Detroit singer Lee Moore started out as the lead voice in Lee & The Leopards singing doo-wop. Their derivative Gordy release isn’t up to much, frankly, and it’s famous for being leased out to Laurie rather than the other way round. The Leopards included George Ross and Prentiss Anderson, who was also a member of Del-Rios in Memphis who included William Bell, Louis Williams of the Ovations and Norm West amongst their number too. The Leopards only Fortune 45 moved the group into a more bluesy bag, a trend that Moore continued in his solo career.
He cut first for James “Diamond Jim” Riley whose productions were much more hard edged and raw than the primped and often sanitised Motown arrangements, and on his two singles for Riley Moore was correspondingly visceral in his vocal approach.
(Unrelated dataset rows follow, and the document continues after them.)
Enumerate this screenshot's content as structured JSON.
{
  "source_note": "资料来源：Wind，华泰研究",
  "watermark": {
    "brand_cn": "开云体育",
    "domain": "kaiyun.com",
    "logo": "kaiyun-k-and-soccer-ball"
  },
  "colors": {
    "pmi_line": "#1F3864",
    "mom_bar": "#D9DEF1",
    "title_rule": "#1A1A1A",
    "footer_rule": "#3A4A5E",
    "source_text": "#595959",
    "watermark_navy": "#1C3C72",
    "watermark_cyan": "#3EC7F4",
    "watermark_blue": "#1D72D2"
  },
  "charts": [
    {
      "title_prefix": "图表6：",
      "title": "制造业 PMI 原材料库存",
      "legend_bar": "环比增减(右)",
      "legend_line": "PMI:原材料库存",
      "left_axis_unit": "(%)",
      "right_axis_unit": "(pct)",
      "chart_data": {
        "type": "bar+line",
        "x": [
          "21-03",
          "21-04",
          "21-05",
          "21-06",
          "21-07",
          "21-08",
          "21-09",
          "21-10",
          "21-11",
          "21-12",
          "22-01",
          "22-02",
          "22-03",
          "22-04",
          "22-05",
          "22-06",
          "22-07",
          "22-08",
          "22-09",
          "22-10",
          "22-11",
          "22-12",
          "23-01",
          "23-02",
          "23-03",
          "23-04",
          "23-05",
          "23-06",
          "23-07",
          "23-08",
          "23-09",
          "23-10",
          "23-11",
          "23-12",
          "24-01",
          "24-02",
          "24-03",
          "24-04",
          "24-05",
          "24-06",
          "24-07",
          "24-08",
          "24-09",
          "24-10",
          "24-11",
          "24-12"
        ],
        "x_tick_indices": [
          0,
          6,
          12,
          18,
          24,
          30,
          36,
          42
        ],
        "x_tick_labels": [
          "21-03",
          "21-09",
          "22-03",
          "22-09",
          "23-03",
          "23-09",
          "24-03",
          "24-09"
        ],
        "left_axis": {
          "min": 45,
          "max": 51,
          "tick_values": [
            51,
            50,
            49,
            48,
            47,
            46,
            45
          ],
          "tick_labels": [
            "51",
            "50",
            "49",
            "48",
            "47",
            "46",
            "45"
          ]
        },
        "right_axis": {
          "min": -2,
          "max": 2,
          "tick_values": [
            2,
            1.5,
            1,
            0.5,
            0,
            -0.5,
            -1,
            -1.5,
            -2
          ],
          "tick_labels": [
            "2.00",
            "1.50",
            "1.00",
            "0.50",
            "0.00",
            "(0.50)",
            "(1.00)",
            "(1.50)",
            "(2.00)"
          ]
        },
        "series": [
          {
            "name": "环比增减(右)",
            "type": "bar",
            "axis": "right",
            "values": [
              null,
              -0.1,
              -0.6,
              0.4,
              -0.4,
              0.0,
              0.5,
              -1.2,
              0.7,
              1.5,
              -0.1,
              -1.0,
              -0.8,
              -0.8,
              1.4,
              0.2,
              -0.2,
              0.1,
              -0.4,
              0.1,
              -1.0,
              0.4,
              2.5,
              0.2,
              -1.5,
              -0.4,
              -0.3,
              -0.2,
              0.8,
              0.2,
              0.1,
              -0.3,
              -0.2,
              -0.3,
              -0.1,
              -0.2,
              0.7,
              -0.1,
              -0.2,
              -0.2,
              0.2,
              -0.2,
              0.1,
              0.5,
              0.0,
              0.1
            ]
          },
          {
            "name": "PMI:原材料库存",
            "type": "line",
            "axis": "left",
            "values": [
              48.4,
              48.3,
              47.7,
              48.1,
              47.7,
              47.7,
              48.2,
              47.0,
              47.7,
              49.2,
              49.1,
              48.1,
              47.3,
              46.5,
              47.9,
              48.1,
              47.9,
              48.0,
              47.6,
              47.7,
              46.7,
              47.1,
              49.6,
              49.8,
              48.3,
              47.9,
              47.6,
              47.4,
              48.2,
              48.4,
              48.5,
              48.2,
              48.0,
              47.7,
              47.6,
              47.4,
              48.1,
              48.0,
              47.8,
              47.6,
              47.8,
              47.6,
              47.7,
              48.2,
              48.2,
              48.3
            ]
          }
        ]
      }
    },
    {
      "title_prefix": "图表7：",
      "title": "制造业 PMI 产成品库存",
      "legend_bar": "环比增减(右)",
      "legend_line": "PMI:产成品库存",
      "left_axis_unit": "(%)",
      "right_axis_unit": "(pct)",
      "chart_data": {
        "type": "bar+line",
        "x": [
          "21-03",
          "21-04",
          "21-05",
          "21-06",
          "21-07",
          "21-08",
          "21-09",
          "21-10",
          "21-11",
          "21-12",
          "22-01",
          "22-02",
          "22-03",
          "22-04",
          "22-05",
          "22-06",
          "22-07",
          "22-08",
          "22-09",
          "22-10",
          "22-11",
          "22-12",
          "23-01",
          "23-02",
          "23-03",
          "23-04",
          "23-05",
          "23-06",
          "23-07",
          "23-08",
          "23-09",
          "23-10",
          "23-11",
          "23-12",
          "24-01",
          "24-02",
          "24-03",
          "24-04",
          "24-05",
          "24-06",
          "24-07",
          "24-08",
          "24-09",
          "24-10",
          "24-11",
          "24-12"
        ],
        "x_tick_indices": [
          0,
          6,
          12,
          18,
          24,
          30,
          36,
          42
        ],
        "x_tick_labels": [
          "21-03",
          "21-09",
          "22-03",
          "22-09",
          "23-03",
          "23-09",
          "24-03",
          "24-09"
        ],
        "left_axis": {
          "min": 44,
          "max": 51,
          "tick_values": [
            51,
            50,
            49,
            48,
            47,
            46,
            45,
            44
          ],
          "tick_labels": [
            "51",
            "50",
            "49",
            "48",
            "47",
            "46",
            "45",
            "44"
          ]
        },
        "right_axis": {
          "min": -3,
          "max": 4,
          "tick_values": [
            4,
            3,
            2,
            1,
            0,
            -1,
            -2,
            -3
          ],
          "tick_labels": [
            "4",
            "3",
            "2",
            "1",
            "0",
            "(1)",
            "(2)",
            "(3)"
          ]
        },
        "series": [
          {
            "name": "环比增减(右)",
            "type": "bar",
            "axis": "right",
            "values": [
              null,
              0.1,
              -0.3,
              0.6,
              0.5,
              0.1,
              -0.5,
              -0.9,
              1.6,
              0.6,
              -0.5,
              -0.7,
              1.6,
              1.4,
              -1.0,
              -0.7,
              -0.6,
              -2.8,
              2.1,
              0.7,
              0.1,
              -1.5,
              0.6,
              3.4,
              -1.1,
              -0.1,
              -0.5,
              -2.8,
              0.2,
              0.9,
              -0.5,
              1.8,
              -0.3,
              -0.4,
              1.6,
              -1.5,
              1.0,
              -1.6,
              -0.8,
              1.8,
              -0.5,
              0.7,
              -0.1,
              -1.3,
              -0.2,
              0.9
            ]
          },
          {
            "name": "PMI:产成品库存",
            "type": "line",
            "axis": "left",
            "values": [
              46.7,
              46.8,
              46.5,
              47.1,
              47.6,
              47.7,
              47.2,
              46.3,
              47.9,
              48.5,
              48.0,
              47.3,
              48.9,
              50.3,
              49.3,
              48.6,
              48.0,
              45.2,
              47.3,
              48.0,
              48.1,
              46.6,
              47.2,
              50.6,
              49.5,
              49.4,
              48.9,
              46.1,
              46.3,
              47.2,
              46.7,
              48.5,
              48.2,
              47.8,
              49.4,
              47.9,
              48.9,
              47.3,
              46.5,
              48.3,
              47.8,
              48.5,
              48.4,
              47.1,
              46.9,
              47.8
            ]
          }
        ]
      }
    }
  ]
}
I am rather fond of the off beat two part “Heart Of A Woman” and even more in favour of What Goes Up Must Come Down with it’s bluesy feel. Moore’s falsetto phrases on both discs are really great, and the way he barks out “Huh” on the latter title from time to time really sticks in the mind.
At the beginning of the 70s Moore worked with Choker Campbell for his Tri City label and in my view I Been Down Too Long is the best thing this fine vocalist ever recorded. A plodding beat, some strong horns and some tasteful licks from the pianist provide a firm foundation for Moore’s gruff tones. A very strong beat ballad.
As LEE & THE LEOPARDS
Come into my palace / Trying to make it ~ GORDY 7002 (1962) / LAURIE 3197 (1963)
Don’t press your luck / What about me ~ FORTUNE 867 (1964)
As LEE MOORE
The heart of a woman / Pt 2 ~ DIAMOND JIM 12328 (late 60s)
Do the funky thing / What goes up must come down ~ RILEY'S 8791 (1970)
I been down too long / Ain't gonna spread myself ~ TRI-CITY 320 (1971)
Reachin’ out (for your love) / Pt 2 ~ REACHIN’ ???? / SOURCE 41068 (1979)
Note ~ The Gordy 45 can be found on the appropriate volume of the Complete Motown Singles CD sets.